Menurut Tellie, tentu ini akan berbeda dengan kondisi DPD yang sebelumnya atau sejak 2009 dapat diisi oleh unsur-unsur perorangan yang juga merupakan anggota atau pengurus parpol.

Tellie mengkritisi penafsiran MK soal frasa "pekerjaan lain" pada Pasal 182 Huruf I UU Pemilu yang menjadi latar belakang permohonan uji materi hingga terbitnya putusan Nomor 30 tersebut. Tellie menilai tidak tepat jika MK memaknai "pekerjaan lain" termasuk sebagai pengurus parpol.

BACA JUGA: Siapa Berani Coret Nama Oso dari DCT Pemilu Anggota DPD?

"Pemaknaan ini sama sekali keliru," tegasnya, Jumat (28/9).

Sebab, Tellie menegaskan bahwa pengurus parpol bukanlah pekerjaan, sebagaimana lazimnya pekerjaan untuk memperoleh penghasilan. "Fakta bahwa pekerjaan adalah untuk memperoleh penghasilan ini menurut saya diabaikan oleh majelis," kata Tellie.

BACA JUGA: DPD RI Nilai MK Langgar Konstitusi

Selain itu, Tellie juga menyoroti MK yang memerintahkan KPU memasukkan putusan tersebut dalam norma atau aturan pencalonan DPD untuk Pemilu 2019.

KPU kemudian menerbitkan aturan yang mengharuskan semua calon anggota DPD pada Pemilu 2019 harus mengundurkan diri dari kepengurusan partai politik.

Tellie menilai KPU dalam hal ini telah membuat aturan tanpa memperhatikan hal-hal yang bersifat pengecualian.

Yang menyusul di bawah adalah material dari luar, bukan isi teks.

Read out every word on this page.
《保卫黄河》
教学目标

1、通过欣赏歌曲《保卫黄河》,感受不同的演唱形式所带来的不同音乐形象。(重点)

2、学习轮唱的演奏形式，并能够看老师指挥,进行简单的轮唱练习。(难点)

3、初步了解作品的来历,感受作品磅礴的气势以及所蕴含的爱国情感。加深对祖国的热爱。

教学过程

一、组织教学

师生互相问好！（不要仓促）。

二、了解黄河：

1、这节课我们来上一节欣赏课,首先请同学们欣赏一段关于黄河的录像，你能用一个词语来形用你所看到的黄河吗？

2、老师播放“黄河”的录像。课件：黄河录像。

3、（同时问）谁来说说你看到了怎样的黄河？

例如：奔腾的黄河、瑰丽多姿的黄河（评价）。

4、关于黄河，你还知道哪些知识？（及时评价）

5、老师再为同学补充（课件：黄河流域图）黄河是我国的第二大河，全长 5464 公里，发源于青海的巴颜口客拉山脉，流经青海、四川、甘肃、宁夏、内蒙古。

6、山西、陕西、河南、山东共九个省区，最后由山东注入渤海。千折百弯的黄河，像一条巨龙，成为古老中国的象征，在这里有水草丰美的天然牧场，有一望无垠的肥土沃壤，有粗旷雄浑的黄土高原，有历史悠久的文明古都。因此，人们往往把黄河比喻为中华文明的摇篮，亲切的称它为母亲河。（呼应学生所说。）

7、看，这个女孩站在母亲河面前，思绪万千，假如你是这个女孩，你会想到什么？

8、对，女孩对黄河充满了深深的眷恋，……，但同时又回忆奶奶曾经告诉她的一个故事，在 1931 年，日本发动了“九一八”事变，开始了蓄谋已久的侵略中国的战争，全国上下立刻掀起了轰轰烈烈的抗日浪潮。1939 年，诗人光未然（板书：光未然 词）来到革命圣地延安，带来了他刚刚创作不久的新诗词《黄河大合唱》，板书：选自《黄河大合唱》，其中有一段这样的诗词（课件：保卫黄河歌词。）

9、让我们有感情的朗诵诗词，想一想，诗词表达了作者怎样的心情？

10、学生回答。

Sebagaimana diketahui, dia, terdapat calon anggota DPD yang juga berstatus sebagai ketua parpol yakni Oesman Sapta.

Menurut Tellie, aturan yang terbit di tengah berlangsungnya proses pencalonan itu, secara sengaja telah memaksa Oesman Sapta kehilangan hak politiknya untuk ikut dalam pencalonan DPD.

Padahal, kata dia, statusnya sebagai ketum partai tidak dapat dihilangkan begitu saja melalui sebuah surat pengunduran diri. Ada mekanisme partai yang harus dilalui. "Sekali lagi aturan ditetapkan dengan pengabaian pada fakta," jelas senator dari Bangka Belitung itu.

Dia mengatakan, seseorang menjadi pengurus atau anggota parpol tidak akan serta merta menghilangkan konsentrasi, kepedulian, fokus dan kemampuannya memperjuangan kepentingan daerahnya dalam bingkai pembangunan nasional. (boy/jpnn)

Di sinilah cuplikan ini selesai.